A research team from Johns Hopkins University has discovered evidence that abnormal function of the left atrium may lead to an increase in stroke risk. As the study showed, the risk for stroke was not dependent on the presence of atrial fibrillation. The findings go against the universally accepted notion that irregular rhythm in the upper chambers of the heart during atrial fibrillation (AF) causes blood clots to form, eventually finding their way to the brain.

The results were published in the Journal of the American Heart Association. The study was motivated by the knowledge that the current reasoning for stroke doesn’t fit in with what clinicians see on a daily basis – not all individuals with atrial fibrillation have strokes and not all stroke victims have atrial fibrillation. So this means that people with abnormal function of the left atrium are at risk for stroke, not only those with AF. 

Lead author and cardiologist Dr. Hiroshi Ashikaga, PhD, and his team from Johns Hopkins used a 1.5 Tesla MRI scanner (Magnetom Avanta, Siemens Healthcare) with motion­tracking software called multimodality tissue­tracking (MTT) made by Toshiba to study the movement of the myocardium (cardiac muscle).

"The good thing about this imaging technique is that it is noninvasive," Ashikaga, an assistant professor of medicine and biomedical engineering at Johns Hopkins, noted. "Traditionally, for people who have atrial fibrillation, we estimate the risk of a stroke and decide whether or not to start [them on] a blood thinner to prevent a stroke. Sometimes, there has to be a diagnosis of atrial fibrillation to start the [treatment] process, but this kind of approach does not help people who present with a stroke as the first manifestation of atrial fibrillation".

"So if we can look at the left atrial function in anyone, it is very easy because we don't have to wait for atrial fibrillation to occur," Ashikaga said. "If we can screen people who are at higher risk of a stroke, we can discuss therapy based on the result".

The study included 169 patients with prior history of atrial fibrillation. Eighteen of the patients had a stroke or transient ischemic attack (TIA) in the past and 151 had no history of stroke or TIA, the control group.  The results showed that the left atria of patients in the first group emptied a significantly less amount of blood into the left ventricle.

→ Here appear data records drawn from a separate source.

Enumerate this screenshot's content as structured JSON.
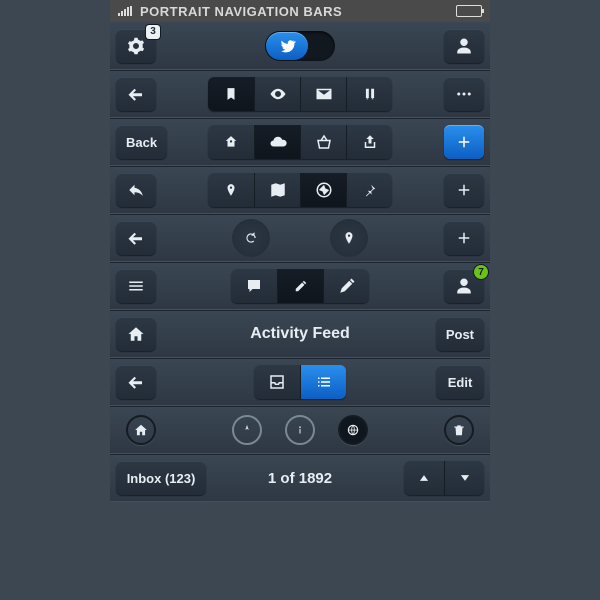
{
  "colors": {
    "accent_blue": "#1e79dc",
    "badge_green": "#6cc01b"
  },
  "status": {
    "title": "PORTRAIT NAVIGATION BARS"
  },
  "rows": {
    "r1": {
      "settings_badge": "3"
    },
    "r2": {},
    "r3": {
      "back_label": "Back"
    },
    "r7": {
      "user_badge": "7"
    },
    "r8": {
      "title": "Activity Feed",
      "post_label": "Post"
    },
    "r9": {
      "edit_label": "Edit"
    },
    "r11": {
      "inbox_label": "Inbox (123)",
      "pager": "1 of 1892"
    }
  }
}
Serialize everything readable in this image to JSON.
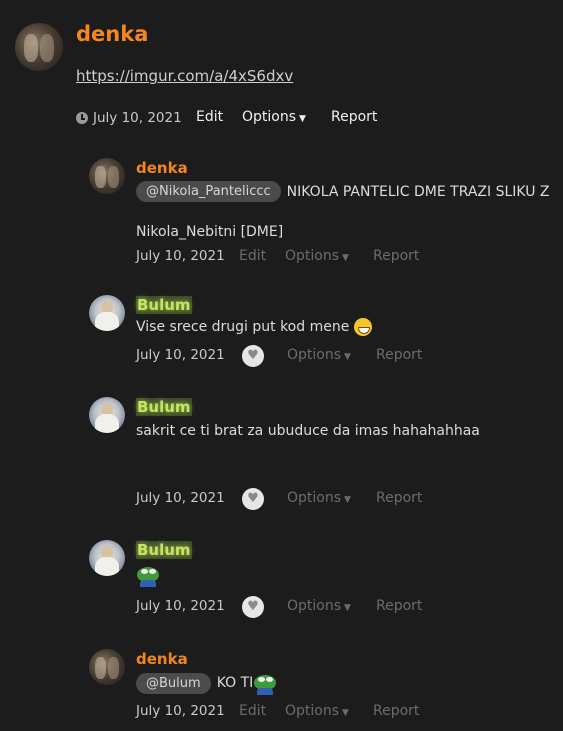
{
  "main_post": {
    "author": "denka",
    "link": "https://imgur.com/a/4xS6dxv",
    "date": "July 10, 2021",
    "actions": {
      "edit": "Edit",
      "options": "Options",
      "report": "Report"
    }
  },
  "replies": [
    {
      "author": "denka",
      "mention": "@Nikola_Panteliccc",
      "text": "NIKOLA PANTELIC DME TRAZI SLIKU Z",
      "text2": "Nikola_Nebitni [DME]",
      "date": "July 10, 2021",
      "actions": {
        "edit": "Edit",
        "options": "Options",
        "report": "Report"
      }
    },
    {
      "author": "Bulum",
      "text": "Vise srece drugi put kod mene",
      "date": "July 10, 2021",
      "actions": {
        "options": "Options",
        "report": "Report"
      }
    },
    {
      "author": "Bulum",
      "text": "sakrit ce ti brat za ubuduce da imas hahahahhaa",
      "date": "July 10, 2021",
      "actions": {
        "options": "Options",
        "report": "Report"
      }
    },
    {
      "author": "Bulum",
      "date": "July 10, 2021",
      "actions": {
        "options": "Options",
        "report": "Report"
      }
    },
    {
      "author": "denka",
      "mention": "@Bulum",
      "text": "KO TI",
      "date": "July 10, 2021",
      "actions": {
        "edit": "Edit",
        "options": "Options",
        "report": "Report"
      }
    }
  ]
}
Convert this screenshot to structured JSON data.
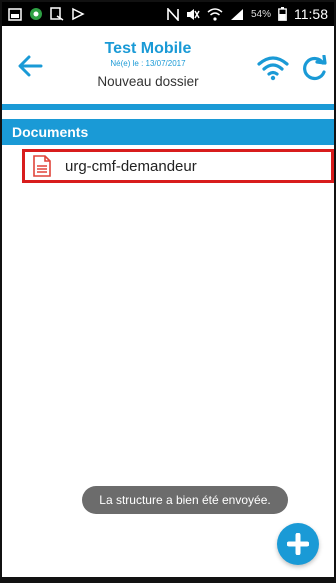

When reviewing the MR images, the researchers also noticed that the volume of left atria in patients with prior history of stroke or TIA was larger on average, 52 mL/m2, compared to the control group, which had 44 mL/m2 on average. Another interesting find was that the heart muscle was found to be less elastic and had overall less ability to handle strain.

Motion-­tracking MRI of the left atrium

Motion-­tracking MRI shows the heart wall of the left atrium highlighted in color (representing 0% to 40%) based on how much it has stretched from baseline. Image courtesy of Dr. Hiroshi Ashikaga, PhD. "Our findings are particularly important because, to our knowledge, this is the first report to demonstrate the significant contribution of the left atrium reservoir function to stroke in atrial fibrillation patients during sinus rhythm [or the normal beating of the heart]", the authors wrote.

Who benefits?

The potential benefits of using such a technique are still unknown and there are a lot of unanswered questions, which is why the researchers plan on performing several studies prospectively. They want to study people with atrial fibrillation, those at high risk for atrial fibrillation and those who have no signs of atrial fibrillation.